Alistair Brownlee became the first triathlete to retain an Olympic title as he led brother Jonny to a family gold and silver in Rio.
The brothers, who finished first and third in London, did not put a foot wrong in front of packed crowds on Copacabana.
It came down to a race between them and Alistair made his break on the third lap of the run, pulling away to claim a dominant victory
Jonny comfortably held on for silver, making the brothers the first to finish one and two at an Olympics since Italians Piero and Raimondo D’Inzeo of Italy in equestrian in 1960.
Alistair picked up British and Yorkshire flags 100 metres or so from the finish and sauntered down the finishing straight, at one point stopping and holding his arms aloft before crossing the line.
The final gap to Jonny was six seconds, with Henri Schoeman taking bronze for South Africa.
The start of the race went exactly to plan for the Brownlees, who finished the 1.5 kilometre swim in the waters off Copacabana in fourth and sixth place and immediately pushed the pace on the bike.

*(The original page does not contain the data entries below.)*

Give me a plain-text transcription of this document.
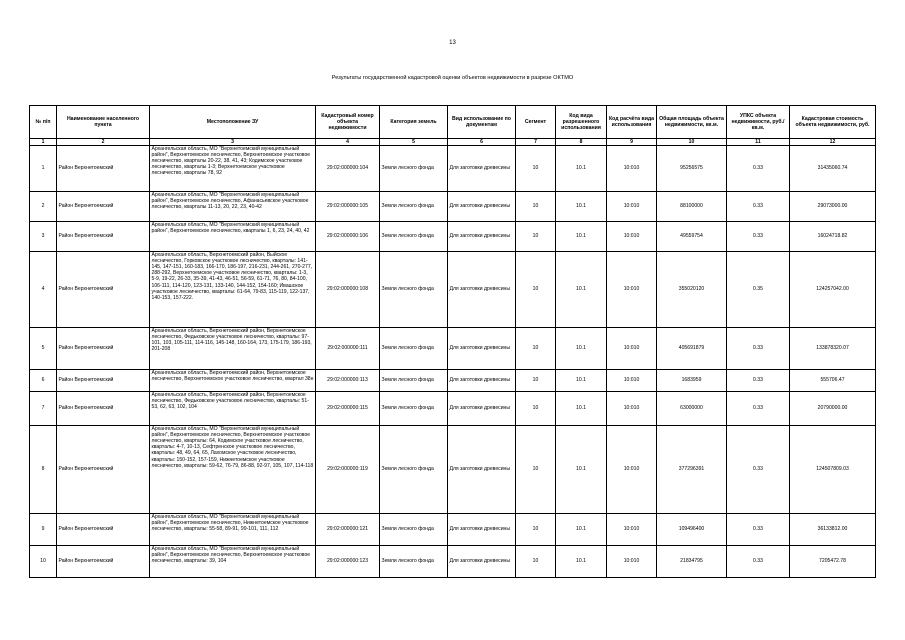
13
Результаты государственной кадастровой оценки объектов недвижимости в разрезе ОКТМО
№ п/п	Наименование населенного пункта	Местоположение ЗУ	Кадастровый номер объекта недвижимости	Категория земель	Вид использование по документам	Сегмент	Код вида разрешенного использования	Код расчёта вида использования	Общая площадь объекта недвижимости, кв.м.	УПКС объекта недвижимости, руб./кв.м.	Кадастровая стоимость объекта недвижимости, руб.
1	2	3	4	5	6	7	8	9	10	11	12
1	Район Верхнетоемский	Архангельская область, МО "Верхнетоемский муниципальный район", Верхнетоемское лесничество, Верхнетоемское участковое лесничество, кварталы 20-22, 38, 41, 43; Кодимское участковое лесничество, кварталы 1-3; Верхнетоемское участковое лесничество, кварталы 78, 92	29:02:000000:104	Земли лесного фонда	Для заготовки древесины	10	10.1	10:010	95256575	0.33	31435060.74
2	Район Верхнетоемский	Архангельская область, МО "Верхнетоемский муниципальный район", Верхнетоемское лесничество, Афанасьевское участковое лесничество, кварталы 11-13, 20, 22, 23, 40-42	29:02:000000:105	Земли лесного фонда	Для заготовки древесины	10	10.1	10:010	88100000	0.33	29073000.00
3	Район Верхнетоемский	Архангельская область, МО "Верхнетоемский муниципальный район", Верхнетоемское лесничество, кварталы 1, 6, 23, 24, 40, 42	29:02:000000:106	Земли лесного фонда	Для заготовки древесины	10	10.1	10:010	49559754	0.33	16024718.82
4	Район Верхнетоемский	Архангельская область, Верхнетоемский район, Выйское лесничество, Горковское участковое лесничество, кварталы: 141-145, 147-151, 160-183, 166-170, 186-197, 216-231, 244-261, 270-277, 288-292, Верхнетоемское участковое лесничество, кварталы: 1-3, 5-9, 19-22, 26-33, 35-39, 41-43, 46-51, 56-59, 61-71, 76, 80, 84-100, 106-111, 114-120, 123-131, 133-140, 144-152, 154-160; Ивашское участковое лесничество, кварталы: 61-64, 79-83, 115-119, 122-137, 140-153, 157-222.	29:02:000000:108	Земли лесного фонда	Для заготовки древесины	10	10.1	10:010	355020120	0.35	124257042.00
5	Район Верхнетоемский	Архангельская область, Верхнетоемский район, Верхнетоемское лесничество, Федьковское участковое лесничество, кварталы: 97-101, 103, 105-111, 114-116, 145-148, 160-164, 173, 175-179, 186-193, 201-208	29:02:000000:111	Земли лесного фонда	Для заготовки древесины	10	10.1	10:010	405691879	0.33	133878320.07
6	Район Верхнетоемский	Архангельская область, Верхнетоемский район, Верхнетоемское лесничество, Верхнетоемское участковое лесничество, квартал 38н	29:02:000000:113	Земли лесного фонда	Для заготовки древесины	10	10.1	10:010	1683959	0.33	555706.47
7	Район Верхнетоемский	Архангельская область, Верхнетоемский район, Верхнетоемское лесничество, Федьковское участковое лесничество, кварталы: 51-53, 62, 63, 102, 104	29:02:000000:115	Земли лесного фонда	Для заготовки древесины	10	10.1	10:010	63000000	0.33	20790000.00
8	Район Верхнетоемский	Архангельская область, МО "Верхнетоемский муниципальный район", Верхнетоемское лесничество, Верхнетоемское участковое лесничество, кварталы: 64, Кодимское участковое лесничество, кварталы: 4-7, 10-13, Сефтренское участковое лесничество, кварталы: 48, 49, 64, 65, Лахомское участковое лесничество, кварталы: 150-152, 157-159, Нижнетоемское участковое лесничество, кварталы: 59-62, 76-79, 86-88, 92-97, 105, 107, 114-118	29:02:000000:119	Земли лесного фонда	Для заготовки древесины	10	10.1	10:010	377296391	0.33	124507809.03
9	Район Верхнетоемский	Архангельская область, МО "Верхнетоемский муниципальный район", Верхнетоемское лесничество, Нижнетоемское участковое лесничество, кварталы: 55-58, 89-91, 99-101, 111, 112	29:02:000000:121	Земли лесного фонда	Для заготовки древесины	10	10.1	10:010	109496400	0.33	36133812.00
10	Район Верхнетоемский	Архангельская область, МО "Верхнетоемский муниципальный район", Верхнетоемское лесничество, Верхнетоемское участковое лесничество, кварталы: 39, 104	29:02:000000:123	Земли лесного фонда	Для заготовки древесины	10	10.1	10:010	21834795	0.33	7205472.78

With eight laps up and down a brutally steep hill, the course played into the hands of the Yokrshiremen, who train in the Dales.
Big dangers Mario Mola and Fernando Alarza of Spain both missed the front group of 10, as did Richard Murray of South Africa, and the gap soon began to grow.

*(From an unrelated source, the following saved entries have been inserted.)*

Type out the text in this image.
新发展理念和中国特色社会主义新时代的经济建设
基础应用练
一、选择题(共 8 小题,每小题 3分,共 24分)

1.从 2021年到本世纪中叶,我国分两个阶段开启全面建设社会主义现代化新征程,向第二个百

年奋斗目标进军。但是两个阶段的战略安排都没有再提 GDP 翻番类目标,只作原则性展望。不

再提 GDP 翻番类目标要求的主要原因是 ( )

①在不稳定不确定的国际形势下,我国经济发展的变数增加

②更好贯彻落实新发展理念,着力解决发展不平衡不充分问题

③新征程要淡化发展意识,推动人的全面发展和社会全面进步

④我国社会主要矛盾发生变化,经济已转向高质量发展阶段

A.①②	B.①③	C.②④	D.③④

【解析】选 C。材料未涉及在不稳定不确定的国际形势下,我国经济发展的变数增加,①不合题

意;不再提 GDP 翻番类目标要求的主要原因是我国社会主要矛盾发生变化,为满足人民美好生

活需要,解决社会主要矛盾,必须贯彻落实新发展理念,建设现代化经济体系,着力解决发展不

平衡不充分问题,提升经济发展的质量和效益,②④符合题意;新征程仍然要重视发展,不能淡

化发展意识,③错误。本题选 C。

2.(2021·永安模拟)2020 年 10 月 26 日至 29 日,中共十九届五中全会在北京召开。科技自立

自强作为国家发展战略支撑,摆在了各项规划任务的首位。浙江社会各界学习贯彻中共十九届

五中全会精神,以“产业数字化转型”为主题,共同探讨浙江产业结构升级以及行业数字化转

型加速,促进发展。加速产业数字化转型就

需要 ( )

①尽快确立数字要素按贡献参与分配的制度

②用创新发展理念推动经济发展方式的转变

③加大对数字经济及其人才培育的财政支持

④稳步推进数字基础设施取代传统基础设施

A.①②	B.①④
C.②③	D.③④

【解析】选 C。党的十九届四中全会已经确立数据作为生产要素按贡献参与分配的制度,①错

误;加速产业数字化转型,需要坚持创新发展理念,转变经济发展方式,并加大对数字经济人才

It has not been a smooth four years for Alistair since London, with injuries an all too frequent problem, and last summer he took the decision to have ankle surgery.
The gamble paid off and he moved back into his customary position at the top of the world by dominating races in his home city of Leeds and Stockholm earlier this summer.
His biggest rival, Javier Gomez of Spain, the silver medallist in London and a five-time world champion, was expected to be the big danger again but he was forced to miss Rio after fracturing his elbow in a training fall.
It was tough to see where the challenge to the Brownlees was going to come from, so perfectly had their race plan played out.
Gordon Benson, the third member of the British team, was picked to support the Brownlees but, having failed to make the front group, he had to sit in the pack and avoid helping the chase, and he dropped out on the penultimate lap.
At the start of the 10km run along the beach front, the gap was a minute and 14 seconds.
By the time the chasers arrived at transition, the Brownlees and France’s Vincent Luis had already made a break for it.
But Luis could not stay with them for long and paid for his early efforts as he was overtaken by Schoeman.